Rudy was also microchipped, which helped police locate locate Lockhart-Howard.
On May 27, Lockhart-Howard met with Police Officer Jody Rockhill at the Woodbury Resident Trooper’s Office. Lockhart-Howard signed Rudy’s ownership over to the Town of Woodbury. She also told police that Rudy had a history of being destructive and running away, and claimed Rudy had escaped from her fenced-in yard.
Lockhart-Howard also told police she had spoken with Rudy’s veterinarian about his weight loss. She told police her veterinarian suggested Rudy’s weight had dropped from 57 lbs. to 39 because “he had picked up something when he ran away.” Lockhart-Howard made no mention of the vet asking her to bring Rudy in for an examination.
On June 12, an arrest warrant for Lockhart-Howard on the animal cruelty charge. Lockhart-Howard was arrested on the outstanding warrant on June 26, and is scheduled to appear at Waterbury Superior Court on July 5 to face charges.
Up until he was found in Woodbury, Rudy had not led a dog’s life.
Umstead had contacted Home Again and determined that Rudy’s microchip had been sold to Middletown (CT) Animal Control. Rudy had been impounded as a stray, and he was transported to the Connecticut Humane Society for neutering.
Rudy was adopted on Nov. 11, 2016 by Lockhart-Howard, who changed his name to Champ. Middletown Animal Control Officer Gail Petras followed up with Lockhart-Howard to make sure the microchip was properly registered, and Lockhart-Howard seemed very happy with the dog and emailed an adoption photo to Petras.
But on January 10, Rudy went missing, but was returned by Waterbury Animal Control.

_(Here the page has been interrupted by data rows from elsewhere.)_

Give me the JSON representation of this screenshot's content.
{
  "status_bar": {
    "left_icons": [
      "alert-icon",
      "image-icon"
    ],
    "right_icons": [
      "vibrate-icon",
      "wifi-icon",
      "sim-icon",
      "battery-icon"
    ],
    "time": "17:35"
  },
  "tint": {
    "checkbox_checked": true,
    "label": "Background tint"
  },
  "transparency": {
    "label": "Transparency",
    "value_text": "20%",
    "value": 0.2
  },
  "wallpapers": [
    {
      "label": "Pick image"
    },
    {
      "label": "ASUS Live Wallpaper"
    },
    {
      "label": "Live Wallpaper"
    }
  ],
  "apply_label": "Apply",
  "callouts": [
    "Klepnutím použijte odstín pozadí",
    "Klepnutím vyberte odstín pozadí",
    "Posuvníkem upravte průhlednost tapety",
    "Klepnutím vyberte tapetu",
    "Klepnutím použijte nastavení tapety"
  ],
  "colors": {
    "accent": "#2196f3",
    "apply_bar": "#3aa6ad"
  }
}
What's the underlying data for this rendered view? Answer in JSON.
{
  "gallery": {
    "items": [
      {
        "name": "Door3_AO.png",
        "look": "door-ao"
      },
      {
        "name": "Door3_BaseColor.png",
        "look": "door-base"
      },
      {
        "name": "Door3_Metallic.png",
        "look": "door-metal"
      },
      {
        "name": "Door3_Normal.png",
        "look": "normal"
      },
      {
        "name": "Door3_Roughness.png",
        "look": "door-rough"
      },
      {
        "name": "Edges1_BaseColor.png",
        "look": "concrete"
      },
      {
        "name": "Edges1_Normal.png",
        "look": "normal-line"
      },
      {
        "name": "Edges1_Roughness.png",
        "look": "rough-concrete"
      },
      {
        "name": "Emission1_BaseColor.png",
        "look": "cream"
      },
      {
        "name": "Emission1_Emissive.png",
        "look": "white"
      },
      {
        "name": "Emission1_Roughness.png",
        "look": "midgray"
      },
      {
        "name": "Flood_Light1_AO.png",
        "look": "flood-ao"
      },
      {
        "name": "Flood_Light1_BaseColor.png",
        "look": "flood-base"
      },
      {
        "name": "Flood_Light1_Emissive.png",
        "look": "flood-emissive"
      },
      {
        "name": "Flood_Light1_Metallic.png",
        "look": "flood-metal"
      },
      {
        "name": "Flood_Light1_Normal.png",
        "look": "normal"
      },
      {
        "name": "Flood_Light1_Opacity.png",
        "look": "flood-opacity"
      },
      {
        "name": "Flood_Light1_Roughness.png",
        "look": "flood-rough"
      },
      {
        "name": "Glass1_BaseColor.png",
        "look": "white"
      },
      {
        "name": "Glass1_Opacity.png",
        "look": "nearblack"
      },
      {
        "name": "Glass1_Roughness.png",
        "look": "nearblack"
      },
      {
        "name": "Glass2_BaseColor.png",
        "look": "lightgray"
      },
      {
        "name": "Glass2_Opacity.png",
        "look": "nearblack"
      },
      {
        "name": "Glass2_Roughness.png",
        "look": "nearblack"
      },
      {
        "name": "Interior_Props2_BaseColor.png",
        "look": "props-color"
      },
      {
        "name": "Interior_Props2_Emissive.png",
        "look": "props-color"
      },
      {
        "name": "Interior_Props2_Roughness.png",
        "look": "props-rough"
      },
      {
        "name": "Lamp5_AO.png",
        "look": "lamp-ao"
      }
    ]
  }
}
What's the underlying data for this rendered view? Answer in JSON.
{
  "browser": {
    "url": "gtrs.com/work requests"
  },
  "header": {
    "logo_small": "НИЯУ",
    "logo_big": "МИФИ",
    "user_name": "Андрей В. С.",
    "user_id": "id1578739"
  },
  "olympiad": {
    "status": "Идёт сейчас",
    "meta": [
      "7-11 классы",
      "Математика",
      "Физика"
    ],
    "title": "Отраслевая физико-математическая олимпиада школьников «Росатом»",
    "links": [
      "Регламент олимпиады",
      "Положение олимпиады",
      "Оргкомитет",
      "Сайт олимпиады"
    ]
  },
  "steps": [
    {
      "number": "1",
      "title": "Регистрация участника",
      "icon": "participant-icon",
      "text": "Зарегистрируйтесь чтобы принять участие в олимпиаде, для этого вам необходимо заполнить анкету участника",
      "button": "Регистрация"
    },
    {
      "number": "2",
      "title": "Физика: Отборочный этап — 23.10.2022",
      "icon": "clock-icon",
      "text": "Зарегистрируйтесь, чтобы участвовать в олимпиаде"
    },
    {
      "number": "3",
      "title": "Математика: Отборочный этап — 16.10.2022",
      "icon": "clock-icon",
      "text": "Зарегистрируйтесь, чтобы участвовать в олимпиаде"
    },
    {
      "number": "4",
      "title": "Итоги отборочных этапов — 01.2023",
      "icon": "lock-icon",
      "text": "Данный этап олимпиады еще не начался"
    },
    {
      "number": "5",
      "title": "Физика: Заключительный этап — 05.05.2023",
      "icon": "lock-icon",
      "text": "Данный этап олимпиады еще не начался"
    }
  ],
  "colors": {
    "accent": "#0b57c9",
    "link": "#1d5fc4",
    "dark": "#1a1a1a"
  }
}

On Feb. 1, Petras received a call from Wolcott Animal Control Officer Roz Nenninger, who had picked Rudy up as a stray. Petras reported that Champ looked thin, and Nenninger returned Rudy to Lockhart-Howard.
Then on May 23, a day before Rudy turned up in Woodbury, Lockhart-Howard tried to return Rudy to the Connecticut Humane Society. Lockhart-Howard stated Rudy was “destructive, not housebroken, and escapes.” Lockhart-Howard was advised that the Connecticut Humane Society would not take Rudy back, and offered other options, according to the police report.
Kitty Baker of the Connecticut Humane Society told police that Lockhart-Howard appeared “upset and angry stating she would find other options.”
Rudy’s Bad Rap
Despite Lockhart-Howard’s claims, Umstead said Champ – who she re-named Rudy when he was turned over to the town – couldn’t have been a better dog. In fact, Rudy did not fit the behavioral description that Lockhart-Howard provided.
“Rudy was a perfect angel when he was with us,” Umstead says. “He was housebroken, he was calm, he was friendly. He was everything [Lockhart-Howard] said she wasn’t.”
While Rudy was with the Town of Woodbury, Umstead says he hung out in the police department “with the boys,” and also hung out in First Selectman Bill Butterly’s office.
Umstead said it was also easy to adopt Rudy out because once he was turned over to the town, there was a lot less red tape to deal with.